Tuesday, September 29, 2009 (SF Chronicle)  Heather Knight, Chronicle Staff Writer

> The two famous windmills in Golden Gate Park could soon have a lot
> of company as a broad array of city officials, business leaders and
> environmentalists push for streamlined, modern versions to spring up
> at famous spots all over the city.
> Wind turbines could soon be built at Twin Peaks, Treasure Island,
> the Civic Center, Ocean Beach, the San Francisco Zoo, city parks and
> the airport as demonstration sites for how urban wind farms could help
> power San Francisco - and to educate residents in the hopes they'll
> put them on their rooftops.
> The recommendations are part of a report to be released today after
> a yearlong study of the potential of urban wind power, The Chronicle
> has learned.
> "We should absolutely harness the wind," said Assemblyman Tom
> Ammiano, who as a city supervisor in July 2008 joined Mayor Gavin
> Newsom in convening the urban wind power task force, which is
> publishing the report.
> "Now if we could just harness the hot air that comes out of City
> Hall and the Capitol, we'll have an answer to global warming," Ammiano
> quipped.
> The ideas proposed in the San Francisco study are intended to help
> the city reach its goal of being carbon neutral by 2030. While
> turbines are typically associated with farms and rural areas, cities
> like San Francisco are increasingly interested in using what is
> considered a cleaner energy generator.
> Boston's Logan Airport has turbines, and New York Mayor Michael
> Bloomberg has talked of installing them on skyscrapers. But task force
> members said they aren't aware of another city that's studied the idea
> in such detail.
> Expanding wind power
> San Francisco has just a few turbines now, but the 44-member task
> force - composed of leaders in the wind industry, environmentalists,
> business representatives and others - envisions a lot more.
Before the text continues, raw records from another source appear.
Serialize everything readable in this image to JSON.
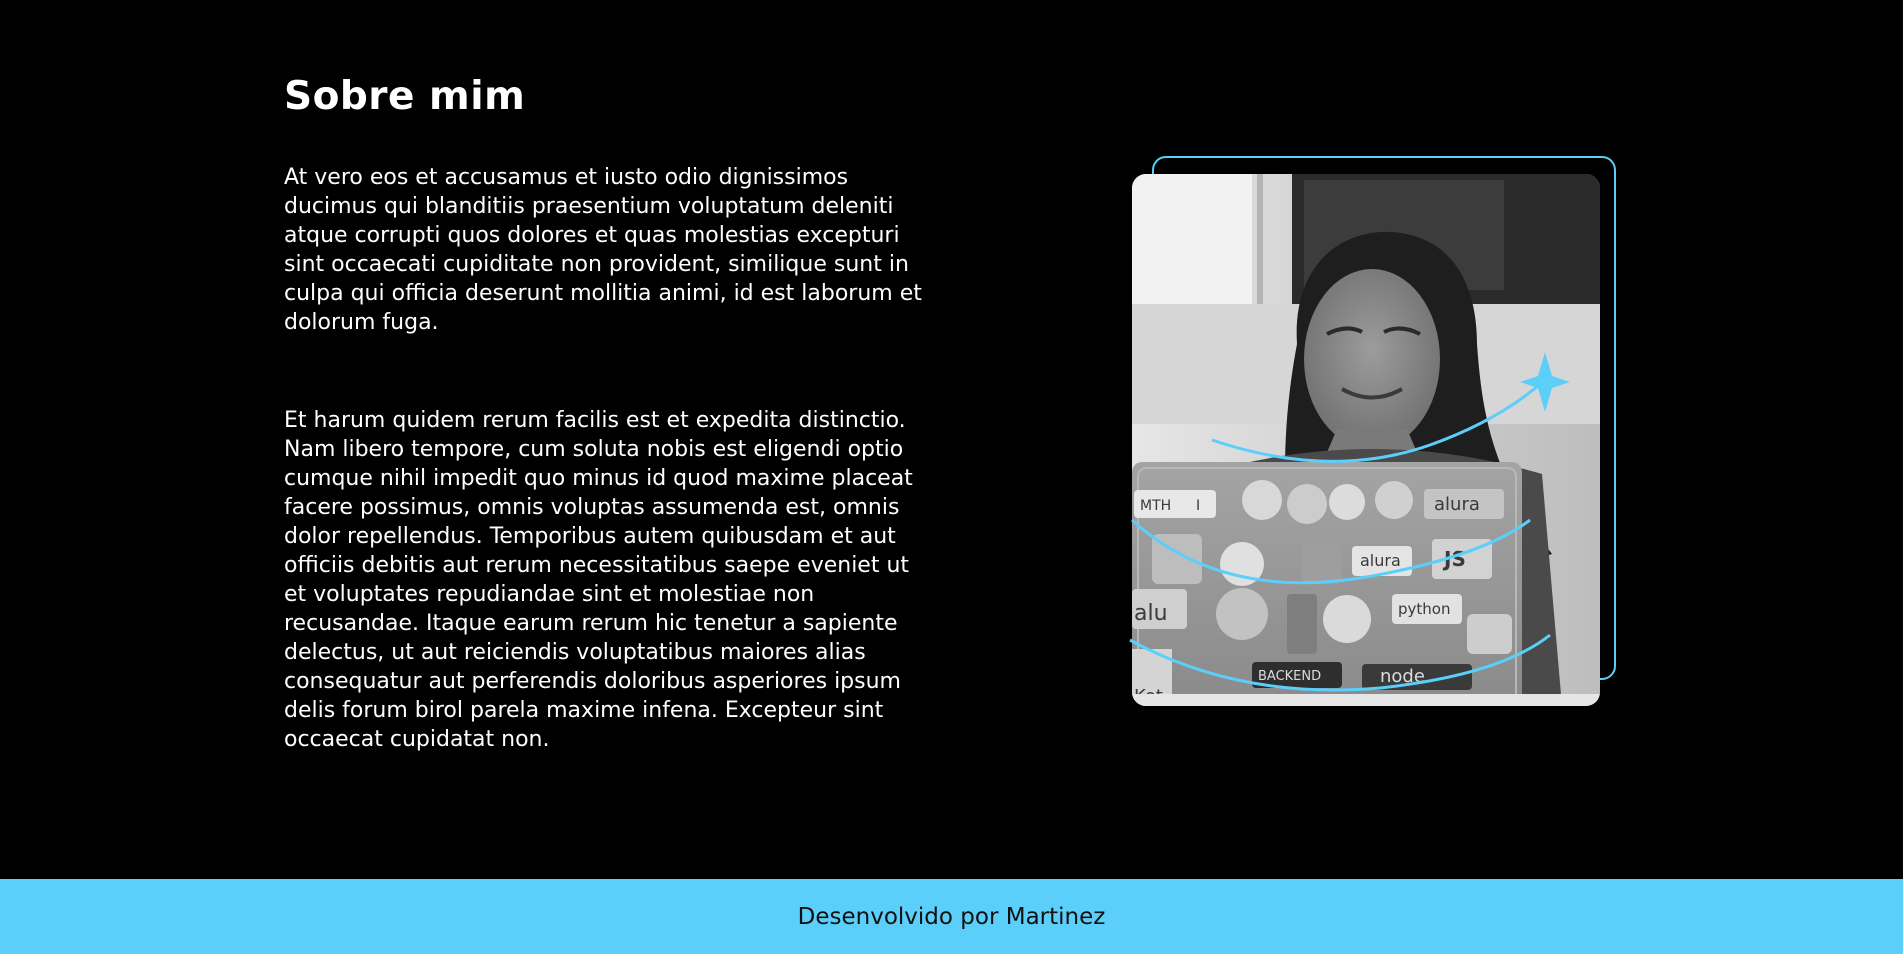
{
  "about": {
    "title": "Sobre mim",
    "paragraphs": [
      "At vero eos et accusamus et iusto odio dignissimos ducimus qui blanditiis praesentium voluptatum deleniti atque corrupti quos dolores et quas molestias excepturi sint occaecati cupiditate non provident, similique sunt in culpa qui officia deserunt mollitia animi, id est laborum et dolorum fuga.",
      "Et harum quidem rerum facilis est et expedita distinctio. Nam libero tempore, cum soluta nobis est eligendi optio cumque nihil impedit quo minus id quod maxime placeat facere possimus, omnis voluptas assumenda est, omnis dolor repellendus. Temporibus autem quibusdam et aut officiis debitis aut rerum necessitatibus saepe eveniet ut et voluptates repudiandae sint et molestiae non recusandae. Itaque earum rerum hic tenetur a sapiente delectus, ut aut reiciendis voluptatibus maiores alias consequatur aut perferendis doloribus asperiores ipsum delis forum birol parela maxime infena. Excepteur sint occaecat cupidatat non."
    ],
    "photo": {
      "laptop_sticker_texts": [
        "MTH",
        "I",
        "alura",
        "JS",
        "alura",
        "python",
        "alu",
        "BACKEND",
        "node",
        "Kot"
      ]
    }
  },
  "footer": {
    "text": "Desenvolvido por Martinez"
  },
  "colors": {
    "background": "#000000",
    "accent": "#5bcffa",
    "text": "#ffffff",
    "footer_text": "#111111"
  }
}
> To get there, it wants the city to develop a wind map of San
> Francisco to show where the wind's velocity, pressure, direction and
> turbulence would work best for installing turbines.
> In addition, the group recommended the city partially offset the
> permitting costs for installing wind turbines, offer incentive
> programs for wind startups based in San Francisco, revise its green
> building codes to require that future buildings have space for
> turbines, and look at revising zoning rules that govern height limits
> for the turbines.
> Newsom plans to move forward quickly with many of the report's
> recommendations, some of which can be done through executive order.
> "We want to build turbines wherever we can," said his spokesman,
> Nathan Ballard - noting an urban wind farm could someday grace City
> Hall itself.
> Newsom, who has made his environmental initiatives as mayor a
> centerpiece of his run for governor, has often been criticized for his
> green ideas that sound intriguing, but are impractical.
> For example, he held multiple press conferences to support
> submerging giant turbines under the Golden Gate Bridge to harness
> energy, even though studies say it's financially undoable. The idea
> has stalled.
> But the urban wind idea seems to have more across-the-board
> acceptance.
> Business support
> "The technology needs to evolve and regulations need to evolve, but
> I think it's definitely viable," said John Rizzo, political chairman
> of the Sierra Club's Bay Area chapter, who has been a critic of
> Newsom's eco ideas in the past.
> Todd Pelman, president of Blue Green Pacific, which manufactures
> wind turbines in the Bayview, served on the task force.
> He said there's a long way to go in making the technology worthwhile
> for the average homeowner; right now, devices small enough to be
> installed on a home don't capture enough wind power to make the cost
> of roughly $3,000 worthwhile.
> "The fact that they even initiated this task force is probably the
> greatest value," he said. "It shows a desire and aptitude to progress
> this technology forward."
> Another unlikely wind farm could soon appear in San Francisco:
> atop the W
> Hotel. Michael Pace, general manager of the hotel, served on the task
> force and is trying to get funding to help the hotel pay to install
> two or three rooftop turbines. He envisions leading tours for other
> businesses.
> "The W is such an iconic building in San Francisco, it would have a
> lot of power from the marketing perspective," he said, adding that he
> doesn't believe wind power is one of those only-in-San Francisco
> ideas.
> "I think wind is the next big thing, and we shouldn't be shy to
> stand up and say, 'We're going to be first,' " he said.